I mean, we have a TV that can do HDR. Does it really look much better than normal 4K? No. But is that the TV? The cable? The input device? I assume it’s the TV, but I have no idea. Likewise my monitor can do HDR, but it looks crap - obviously vastly worse in Windows, like totally washed-out, and depending on the game, somewhere between slightly and vastly worse.
I have a friend with a new TV, and Xbox XS, and definitely a brand-new cable, and HDR - does that look good? Well the black is slightly blacker, and that’s about all I can tell. This isn’t a vision issue, I have ridiculously good vision and colour-sense (especially for my age, still don’t wear glasses at 42). I have seen displays in stores which were incredible, and were HDR, though they all seemed to say “QLED”, and I have no idea if a home setup would get that much out of them.

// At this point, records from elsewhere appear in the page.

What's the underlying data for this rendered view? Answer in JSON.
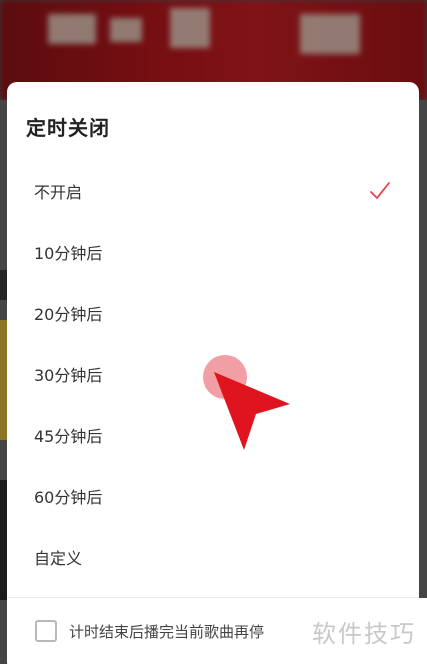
{
  "dialog": {
    "title": "定时关闭",
    "options": [
      {
        "label": "不开启",
        "selected": true
      },
      {
        "label": "10分钟后",
        "selected": false
      },
      {
        "label": "20分钟后",
        "selected": false
      },
      {
        "label": "30分钟后",
        "selected": false
      },
      {
        "label": "45分钟后",
        "selected": false
      },
      {
        "label": "60分钟后",
        "selected": false
      },
      {
        "label": "自定义",
        "selected": false
      }
    ],
    "footer_checkbox_label": "计时结束后播完当前歌曲再停",
    "footer_checkbox_checked": false
  },
  "watermark": "软件技巧",
  "colors": {
    "accent": "#e8444a",
    "banner": "#b5161d",
    "check": "#e8444a"
  },
  "icons": {
    "selected_marker": "check-icon",
    "pointer": "cursor-arrow-icon"
  }
}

Don’t agree if we’re talking for games. I can easily see the benefit of 144Hz refresh, because you can just turn off Vsync and get higher framerates and less/no tearing. It’s also really obvious how it’s even easier to track/spot moving objects on those monitors as compared to lower-Hz-rate ones.
Obviously they’re pretty pointless for phones and TVs which aren’t used for gaming for where that Hz-rate can’t be used at full-resolution and stuff (or the things connected to the TV can’t do a high enough framerate to make it worthwhile).
Maybe you’re talking about 240Hz and up though and I can’t comment on that as I’ve never seen it go.